From Wikipedia, the free online encyclopedia, we learn that gender quality is also known as gender equity, gender egalitarianism, or sexual equality. It is the goal of the equality of the genders. Stemming from a belief in the injustice of myriad forms of gender inequality, the push for affirmative action has taken center stage in public discourse in the last two decades since after the Beijing-China United Nations Women conference in 1995 or thereabout.
The movement towards gender equality, especially in western countries, began with the suffrage movement of late-19th century. International scholars recorded that closely following the clamor for gender equity was a general campaign for a transformational change in relation to a woman’s property rights in marriage as could be read for example from ‘ married women’s property Act 1882’ of the United States.
In the 1960s a more general movement for gender developed based on women’s liberation and feminism. However, actual changes in attitudes continued to focus on specific issues.
The movement resulted in changes to laws, either relating to particular issues or general anti-sex discrimination laws. Changes to attitudes to equality in Education opportunities for boys and girls have also undergone a cultural shift.
Development historians say that some changes came about by adopting affirmative action policies. The change has also involved changes to social views.  These include “equal pay for equal work” as well as most occupation being equally available to men and women in many nations.  For example, many countries now permit women to serve in the armed forces, the police force and to be fire fighters. Also, an increasing number of women are active in politics and occupy high positions in business. In Nigeria for instance, President Jonathan promoted the first woman military General -Naval Rear Admiral Itonu Hotonou of Lagos State and Nigeria got her first female combat pilot in 2012 in the person of Miss. Blessing Liman of Kaduna State.

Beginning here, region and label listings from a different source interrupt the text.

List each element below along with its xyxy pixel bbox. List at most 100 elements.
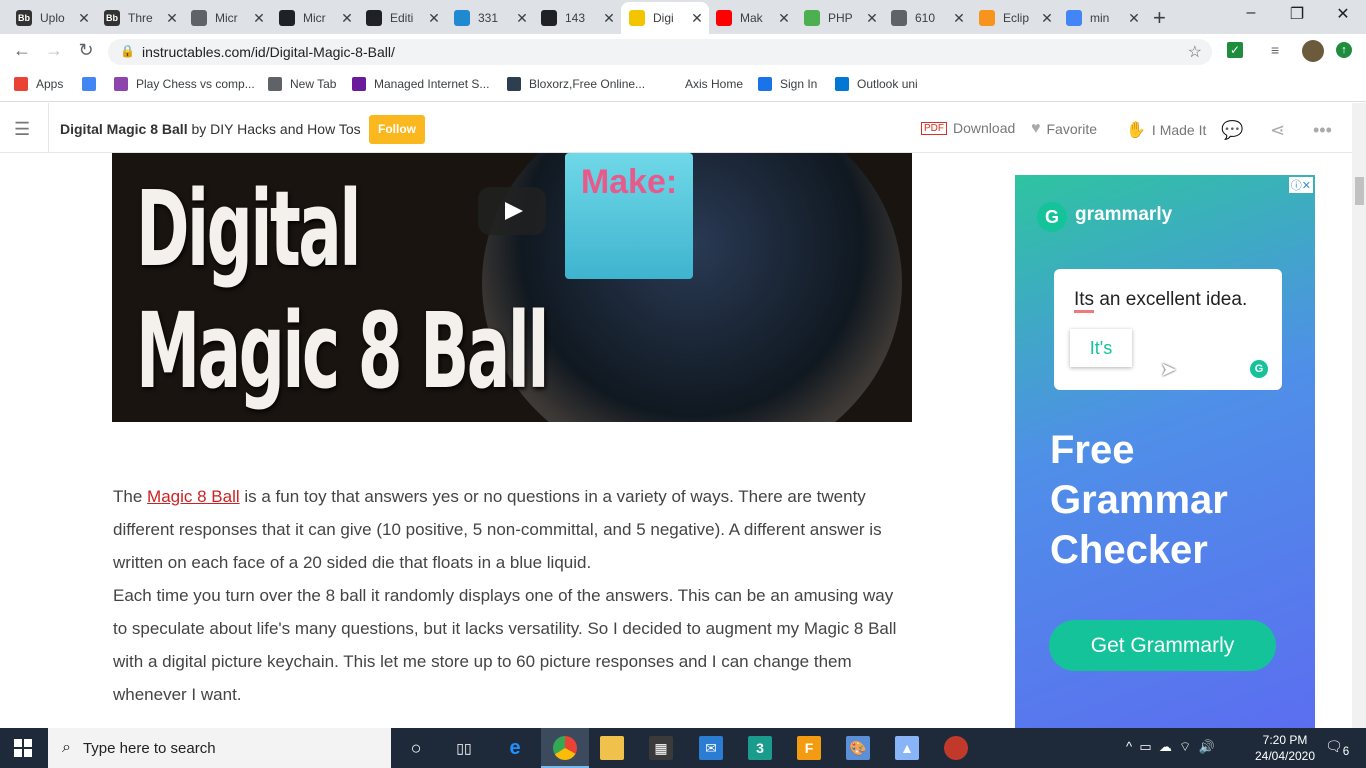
comments-icon[interactable]: 💬 [1221,120,1243,141]
bookmark-item[interactable]: Axis Home [685,77,743,91]
browser-tab[interactable]: 331 ✕ [446,2,534,34]
address-bar[interactable]: 🔒 instructables.com/id/Digital-Magic-8-B… [108,39,1212,65]
bookmark-label: Apps [36,77,64,91]
cortana-icon[interactable]: ○ [404,736,428,760]
bookmark-item[interactable]: Apps [14,77,63,91]
menu-icon[interactable]: ☰ [14,119,30,140]
forward-button[interactable]: → [42,40,66,61]
bookmark-item[interactable]: Bloxorz,Free Online... [507,77,645,91]
media-queue-icon[interactable]: ≡ [1271,42,1279,58]
bookmark-item[interactable]: Managed Internet S... [352,77,489,91]
notification-center-icon[interactable]: 🗨6 [1325,738,1349,758]
make-logo-text: Make: [580,163,678,201]
signin-icon [758,77,772,91]
download-button[interactable]: PDF Download [921,120,1015,136]
app-shield-icon[interactable] [944,736,968,760]
system-tray[interactable]: ^ ▭ ☁ ⌔ 🔊 [1126,739,1215,755]
share-icon[interactable]: ⋖ [1270,120,1285,141]
image-viewer-icon[interactable]: ▲ [895,736,919,760]
close-tab-icon[interactable]: ✕ [951,10,967,26]
browser-tab[interactable]: 143 ✕ [533,2,621,34]
store-icon[interactable]: ▦ [649,736,673,760]
close-tab-icon[interactable]: ✕ [76,10,92,26]
app-f-icon[interactable]: F [797,736,821,760]
close-tab-icon[interactable]: ✕ [689,10,705,26]
favorite-button[interactable]: ♥ Favorite [1031,120,1097,138]
browser-tab[interactable]: Digi ✕ [621,2,709,34]
browser-tab[interactable]: Eclip ✕ [971,2,1059,34]
close-tab-icon[interactable]: ✕ [514,10,530,26]
minimize-button[interactable]: – [1228,4,1274,22]
mail-icon[interactable]: ✉ [699,736,723,760]
browser-tab[interactable]: Bb Uplo ✕ [8,2,96,34]
tab-title: Micr [303,11,326,25]
browser-tab[interactable]: Mak ✕ [708,2,796,34]
task-view-icon[interactable]: ▯▯ [452,736,476,760]
taskbar-search-placeholder[interactable]: Type here to search [83,740,216,757]
close-tab-icon[interactable]: ✕ [164,10,180,26]
update-icon[interactable]: ↑ [1336,42,1352,58]
app3-icon[interactable]: 3 [748,736,772,760]
page-scrollbar[interactable] [1352,103,1366,728]
close-tab-icon[interactable]: ✕ [1126,10,1142,26]
bookmark-item[interactable]: New Tab [268,77,336,91]
bookmark-item[interactable]: Sign In [758,77,817,91]
lock-icon[interactable]: 🔒 [120,44,135,58]
clock-time: 7:20 PM [1262,733,1308,747]
browser-tab[interactable]: Micr ✕ [183,2,271,34]
close-tab-icon[interactable]: ✕ [339,10,355,26]
profile-avatar[interactable] [1302,40,1324,62]
more-icon[interactable]: ••• [1313,120,1332,141]
close-tab-icon[interactable]: ✕ [426,10,442,26]
header-divider [48,103,49,153]
tab-title: Digi [653,11,674,25]
edge-icon[interactable]: e [503,736,527,760]
magic-8-ball-link[interactable]: Magic 8 Ball [147,487,240,506]
bookmark-item[interactable]: Outlook uni [835,77,918,91]
file-explorer-icon[interactable] [600,736,624,760]
bookmark-item[interactable] [82,77,104,91]
url-text[interactable]: instructables.com/id/Digital-Magic-8-Bal… [142,44,395,60]
browser-tab[interactable]: Bb Thre ✕ [96,2,184,34]
new-tab-button[interactable]: + [1153,5,1166,31]
reload-button[interactable]: ↻ [74,40,98,61]
download-label: Download [953,120,1016,136]
browser-tab[interactable]: PHP ✕ [796,2,884,34]
play-button[interactable] [478,187,546,235]
paint-icon[interactable]: 🎨 [846,736,870,760]
extension-check-icon[interactable]: ✓ [1227,42,1243,58]
taskbar-search[interactable]: ⌕ Type here to search [48,728,391,768]
w3-icon [804,10,820,26]
misspelled-word: Its [1074,289,1095,313]
chrome-taskbar-active[interactable] [541,728,589,768]
follow-button[interactable]: Follow [369,115,425,144]
browser-tab[interactable]: 610 ✕ [883,2,971,34]
maximize-button[interactable]: ❐ [1274,4,1320,24]
windows-start-icon[interactable] [14,739,32,757]
bookmark-item[interactable]: Play Chess vs comp... [114,77,255,91]
clock-date: 24/04/2020 [1254,749,1316,763]
notification-count: 6 [1342,744,1350,758]
video-embed[interactable]: Make: Digital Magic 8 Ball [112,153,912,422]
scrollbar-thumb[interactable] [1355,177,1364,205]
browser-tab[interactable]: Micr ✕ [271,2,359,34]
browser-tab[interactable]: Editi ✕ [358,2,446,34]
grammarly-ad[interactable]: ⓘ✕ G grammarly Its an excellent idea. It… [1015,175,1315,728]
close-tab-icon[interactable]: ✕ [864,10,880,26]
tab-title: 610 [915,11,936,25]
close-window-button[interactable]: ✕ [1320,4,1366,24]
close-tab-icon[interactable]: ✕ [251,10,267,26]
ad-close-icon[interactable]: ⓘ✕ [1288,177,1313,193]
get-grammarly-button[interactable]: Get Grammarly [1049,620,1276,671]
clock[interactable]: 7:20 PM 24/04/2020 [1250,732,1320,764]
close-tab-icon[interactable]: ✕ [776,10,792,26]
made-it-button[interactable]: ✋ I Made It [1126,120,1206,140]
project-author[interactable]: by DIY Hacks and How Tos [191,121,360,137]
close-tab-icon[interactable]: ✕ [1039,10,1055,26]
bookmark-star-icon[interactable]: ☆ [1188,42,1202,62]
back-button[interactable]: ← [10,40,34,61]
close-tab-icon[interactable]: ✕ [601,10,617,26]
article-paragraph-1: The Magic 8 Ball is a fun toy that answe… [113,480,903,579]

In summary, Scholars believe that the movement for gender equality is therefore an intellectual, political, social and economic history of the changing relationship between men and women, rather than how it is often distorted and represented as a pro-woman movement. Women have historically been associated with inferiority in philosophical, medical and religious traditions. Gone are those days generally.
The Senate President should achieve much more profound political fame by respecting the tenets of gender equity by actualizing the appointment by consensus of one of the female senators to step into the leadership hierarchy of the senate of the Federal Republic of Nigeria so that the voice of our mothers, sisters and good female friends may be heard loudly.